OT: JFC's language identifier ideas (was Distinguishing Greek, etc.)

Addison Phillips addison.phillips at quest.com
Thu Mar 17 18:39:14 CET 2005


This discussion should be on the LTRU list and not here. I have not copied LTRU because I don't wish to start a two-list thread.

I still don't know what you're going on about, JFC, regarding "five attributes" in language identification. In my copy of MS Word 2003 I find that languages are identified by names that match a language-country or language-script duality. For various reasons, when language tags are emitted in RFC 3066 format (such as when you save a document as HTML), the language-script tags lose their script part (because these tags were not registered before Mark Davis proposed them last year and clearly Word 2003 was released beforehand--hooray for a vendor that pays attention to standards).

Internally, MS Windows and the .NET platform use identifiers that *do* include both country and script for those cases where distinction is necessary. Witness Microsoft's support for the registration of various other language-script-country combinations...

As for dictionaries and orthographies, my copy of Word has a few minor tweaks that can be applied to my default dictionary and I can select a specific dictionary to use for spell checking (identified by language-country or language-script again and occasionally by country which I take to mean language-country). But then, I also have tabs for "Asian Typography", "Japanese Find" and "Complex Scripts"--which is great for me and meaningless to many of my fellow Americans (mostly a monolingual lot). I fail to see the attributes you wish to cite in the dialogs you reference.

So instead of citing five attributes possibly used by someone else's product and expecting us to guess what they are, why don't you enumerate what you think the five attributes actually are (or should be) so that we can debate them (on the LTRU list, as Martin asked, in the manner that Martin asked it)?

In other words, if you have a constructive proposal, make it.

PS> If you write to me off list you are warned that I will copy the appropriate list with my response, assuming I do not ignore you. 

Addison P. Phillips
Globalization Architect, Quest Software
Chair, W3C Internationalization Core Working Group

Internationalization is not a feature.
It is an architecture. 

> -----Original Message-----
> From: ietf-languages-bounces at alvestrand.no [mailto:ietf-languages-
> bounces at alvestrand.no] On Behalf Of JFC (Jefsey) Morfin
> Sent: Thursday, March 17, 2005 9:11 AM
> To: Peter Constable; IETF Languages Discussion
> Subject: RE: Distinguishing Greek and Greek
> 
> At 15:24 17/03/2005, Peter Constable wrote:
> > > From: ietf-languages-bounces at alvestrand.no [mailto:ietf-languages-
> > > bounces at alvestrand.no] On Behalf Of JFC (Jefsey) Morfin
> >
> >First, I didn't realize that Word was typically used as a Web browser.
> >Secondly, I would guess that it could display 99% of all the text on the
> >Web encoded in Unicode or other industry standard encodings.
> 
> Dear Peter,
> I am not sure of what you mean here.
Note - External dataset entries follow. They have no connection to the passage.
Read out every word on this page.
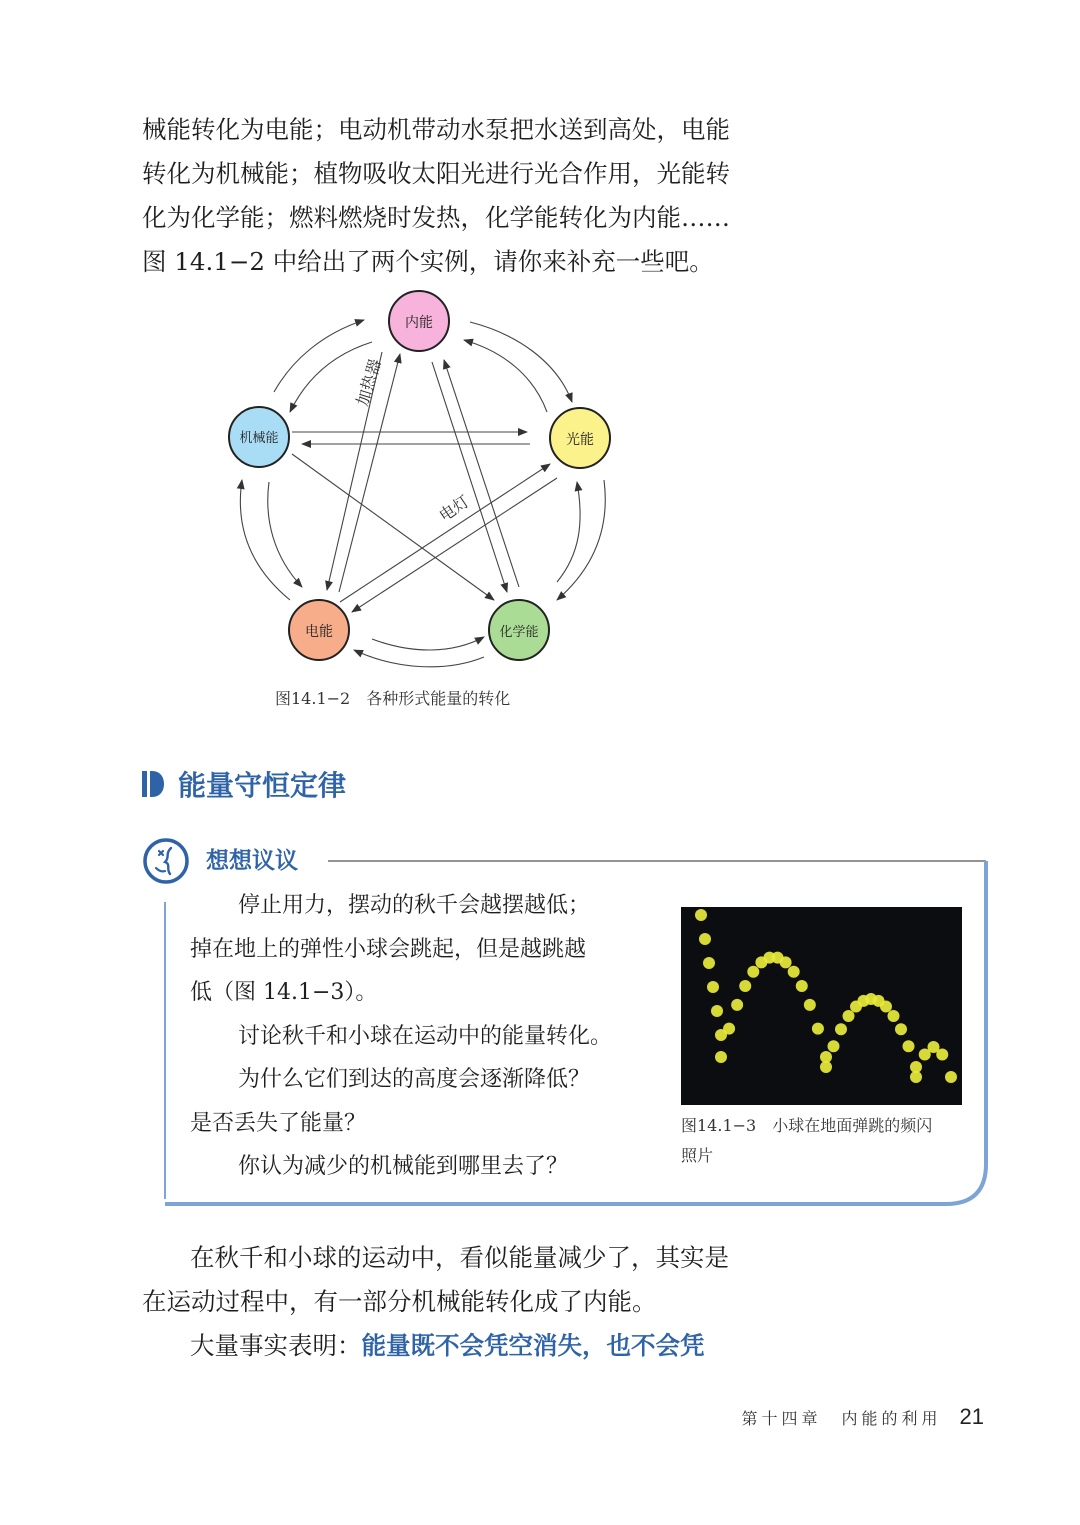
械能转化为电能；电动机带动水泵把水送到高处，电能

转化为机械能；植物吸收太阳光进行光合作用，光能转

化为化学能；燃料燃烧时发热，化学能转化为内能……

图 14.1−2 中给出了两个实例，请你来补充一些吧。

内能
光能
化学能
电能
机械能
加热器
电灯
图14.1−2　各种形式能量的转化
能量守恒定律
想想议议

停止用力，摆动的秋千会越摆越低；

掉在地上的弹性小球会跳起，但是越跳越

低（图 14.1−3）。

讨论秋千和小球在运动中的能量转化。

为什么它们到达的高度会逐渐降低？

是否丢失了能量？

你认为减少的机械能到哪里去了？

图14.1−3　小球在地面弹跳的频闪
照片

在秋千和小球的运动中，看似能量减少了，其实是

在运动过程中，有一部分机械能转化成了内能。

大量事实表明：能量既不会凭空消失，也不会凭

第十四章　内能的利用 21
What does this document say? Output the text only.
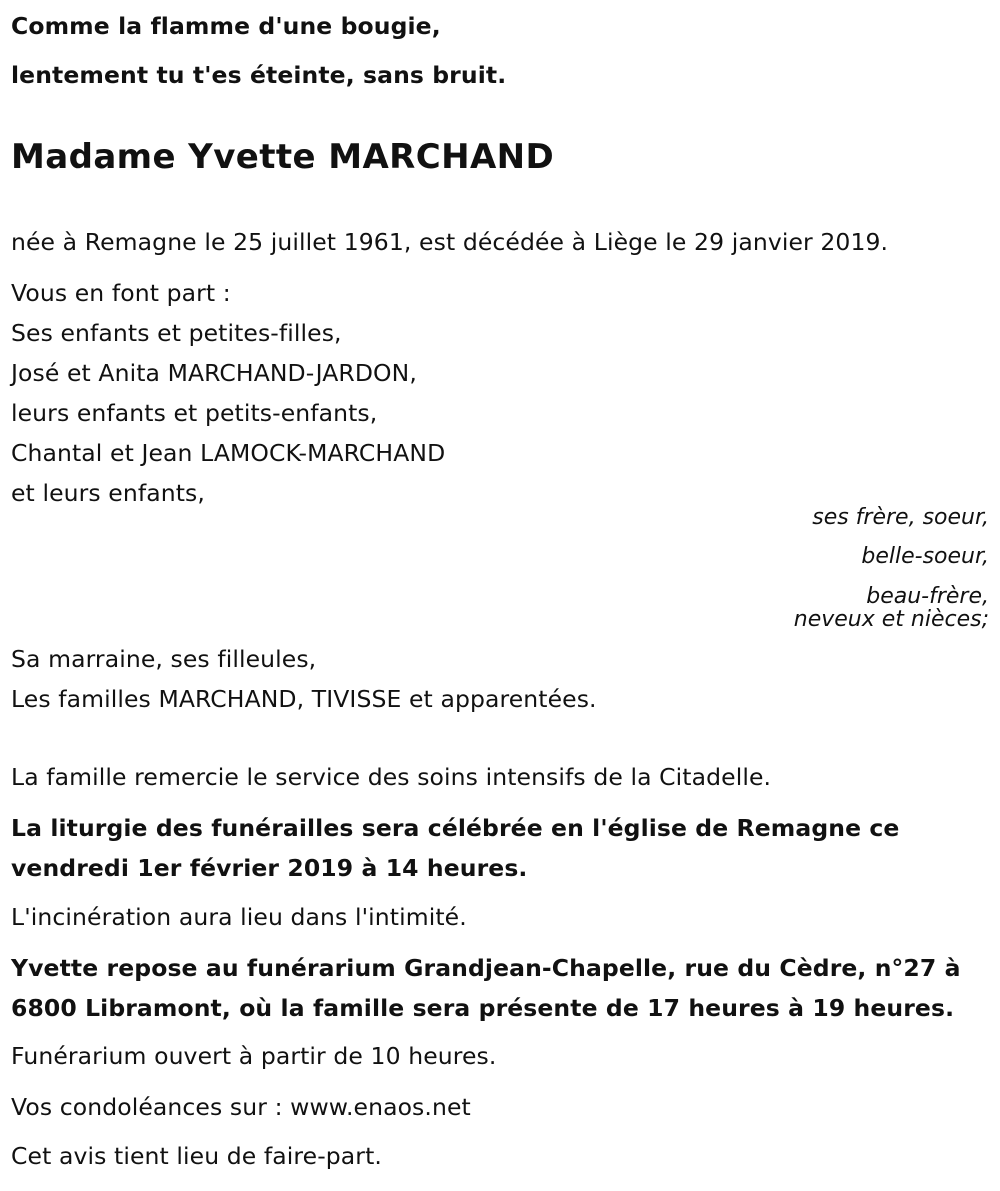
Comme la flamme d'une bougie,
lentement tu t'es éteinte, sans bruit.
Madame Yvette MARCHAND
née à Remagne le 25 juillet 1961, est décédée à Liège le 29 janvier 2019.
Vous en font part :
Ses enfants et petites-filles,
José et Anita MARCHAND-JARDON,
leurs enfants et petits-enfants,
Chantal et Jean LAMOCK-MARCHAND
et leurs enfants,
ses frère, soeur,
belle-soeur,
beau-frère,
neveux et nièces;
Sa marraine, ses filleules,
Les familles MARCHAND, TIVISSE et apparentées.
La famille remercie le service des soins intensifs de la Citadelle.
La liturgie des funérailles sera célébrée en l'église de Remagne ce
vendredi 1er février 2019 à 14 heures.
L'incinération aura lieu dans l'intimité.
Yvette repose au funérarium Grandjean-Chapelle, rue du Cèdre, n°27 à
6800 Libramont, où la famille sera présente de 17 heures à 19 heures.
Funérarium ouvert à partir de 10 heures.
Vos condoléances sur : www.enaos.net
Cet avis tient lieu de faire-part.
Why do you talk of web browser? And
> yes, Word can read pages on the web, but?
> Anyway, my version of Word supports a list of possible 72 languages
> including 13 versions of English. "Possible" because they are supported
> only if I load them.
> 
> > > Real life may be more complex than 3 descriptors language tags. (BTw
> >this
> > > is why we need 5 of them (which can default to 3 when we know 2, or
> >even
> > > to
> > > 1, when we know 4). But Word uses 5 and Microsoft has a good proven
> > > experience in the area).
> >
> >Microsoft does not use 5-letter language identifiers.
> 
> I do not know what you name a 5-letter language identifier?
> 
> Word defines a language through 5 attributes you can find in:
> - Tools - languages: languages, script and country (however they do not
> have country and script at the same time)
> - Tools - options - grammar and orthography: dictionaries, rules of style
> (I translate for French, the terms on your copy may be different).
> 
> Then you can customize the rules of style. If you find an other key
> attribute thank you to let me know.